Four algorithms for joining larger than main memory tables are considered: sort-merge, simple hash, GRACE hash and hybrid hash. Sort-merge partitions the tables using an ordering established by the join columns, GRACE and hybrid hash partition the tables via a hashing function and the simple hash algorithm does not explicitly partition the tables.
The performance of the four algorithms is analyzed, their minimum memory requirement (for non-pathological performance) is established, and circumstances in which the algorithms prove equivalent or to dominate one another is also discussed. In most circumstances, the hybrid algorithm is shown to provide the best performance.
Strategies for dealing with partition overflow are discussed, but not quantified. The benefits and performance implications of using the algorithms with a virtual memory system are also discussed with an toward achieving good performance and memory utilization where multiple queries may be run simultaneously. Finally three join-efficiency-improving tools are shown to be compatible with the algorithms: database filters, Babb arrays and semijoins.
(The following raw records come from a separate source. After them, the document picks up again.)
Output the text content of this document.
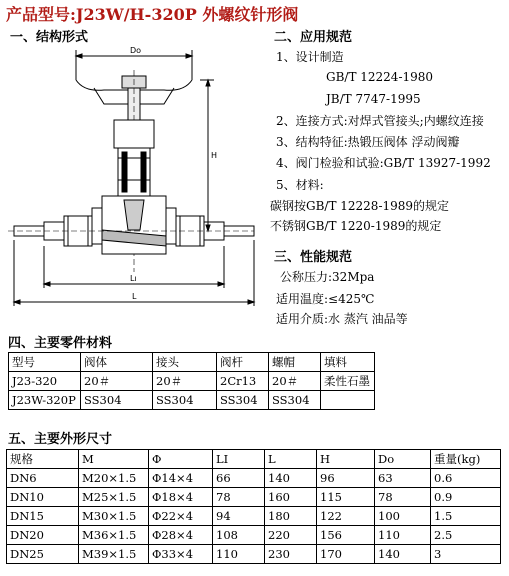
产品型号:J23W/H-320P 外螺纹针形阀
一、结构形式	二、应用规范
Do
H
Lı
L
1、设计制造
GB/T 12224-1980
JB/T 7747-1995
2、连接方式:对焊式管接头;内螺纹连接
3、结构特征:热锻压阀体 浮动阀瓣
4、阀门检验和试验:GB/T 13927-1992
5、材料:
碳钢按GB/T 12228-1989的规定
不锈钢GB/T 1220-1989的规定
三、性能规范
公称压力:32Mpa
适用温度:≤425℃
适用介质:水 蒸汽 油品等
四、主要零件材料
型号	阀体	接头	阀杆	螺帽	填料
J23-320	20＃	20＃	2Cr13	20＃	柔性石墨
J23W-320P	SS304	SS304	SS304	SS304	
五、主要外形尺寸
规格	M	Φ	LI	L	H	Do	重量(kg)
DN6	M20×1.5	Φ14×4	66	140	96	63	0.6
DN10	M25×1.5	Φ18×4	78	160	115	78	0.9
DN15	M30×1.5	Φ22×4	94	180	122	100	1.5
DN20	M36×1.5	Φ28×4	108	220	156	110	2.5
DN25	M39×1.5	Φ33×4	110	230	170	140	3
Nothing like constrained resources to inspire clever algorithms. The hybrid algorithm proposed nicely degrades to the one that performs well in low memory when memory is low and upgrades to the one that performs well with copious memory when memory abounds. There is some serious hand waving over how the algorithm might cope with non-uniform distribution of the join keys which would likely result in it generating partitions too large to fit into memory. Some vague fallbacks are provided but they mostly involve adjusting the hashing algorithm after the fact, which sounds non-trivial. One presumes that in the intervening two decades these issues have been hammered out.
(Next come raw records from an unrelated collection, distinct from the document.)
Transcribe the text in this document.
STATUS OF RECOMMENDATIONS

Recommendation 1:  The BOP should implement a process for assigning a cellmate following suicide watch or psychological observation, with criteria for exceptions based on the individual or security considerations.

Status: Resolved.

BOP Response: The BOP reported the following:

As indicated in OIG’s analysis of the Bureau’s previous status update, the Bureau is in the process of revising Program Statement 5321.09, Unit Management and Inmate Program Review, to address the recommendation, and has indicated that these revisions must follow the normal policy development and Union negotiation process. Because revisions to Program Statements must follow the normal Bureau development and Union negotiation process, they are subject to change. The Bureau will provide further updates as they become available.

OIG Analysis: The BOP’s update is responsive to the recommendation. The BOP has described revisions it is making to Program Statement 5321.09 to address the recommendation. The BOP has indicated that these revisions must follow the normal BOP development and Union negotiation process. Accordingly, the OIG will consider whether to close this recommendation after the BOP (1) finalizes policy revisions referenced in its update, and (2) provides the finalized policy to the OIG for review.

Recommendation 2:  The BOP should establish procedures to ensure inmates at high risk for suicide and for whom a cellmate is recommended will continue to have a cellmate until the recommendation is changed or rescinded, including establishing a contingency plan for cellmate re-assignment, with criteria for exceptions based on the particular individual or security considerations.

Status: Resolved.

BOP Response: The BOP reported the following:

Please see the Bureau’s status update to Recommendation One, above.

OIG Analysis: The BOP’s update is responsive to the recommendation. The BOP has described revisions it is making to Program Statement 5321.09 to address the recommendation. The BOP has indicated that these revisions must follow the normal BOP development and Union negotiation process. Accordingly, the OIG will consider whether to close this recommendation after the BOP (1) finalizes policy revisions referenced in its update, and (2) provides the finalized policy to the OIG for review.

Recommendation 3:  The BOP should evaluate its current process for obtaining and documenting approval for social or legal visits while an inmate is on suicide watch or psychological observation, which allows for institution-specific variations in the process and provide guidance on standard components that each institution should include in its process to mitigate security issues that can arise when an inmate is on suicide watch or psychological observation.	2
In these days of copious memory, a paper that talks about data sets requiring a whopping five megabytes of RAM might sound a bit quaint, but fortunately the amount of data we’re trying to process these days nicely outstrips the amount of RAM on our machines by the same few orders of magnitude. These algorithms may well prove useful on projects like Pig, where the tendency is probably to say “We scale out, so we don’t have to worry about performance on individual machines; just do things the naive way.” Maybe we’ll see these same algorithms crop up in another five years, except instead of being motivated by a reduction in query time, they’ll be motivated by the reduction in power consumption and disk drive wear that is achieved by doing fewer disk reads and memory compares/copies as we grind through our petabytes.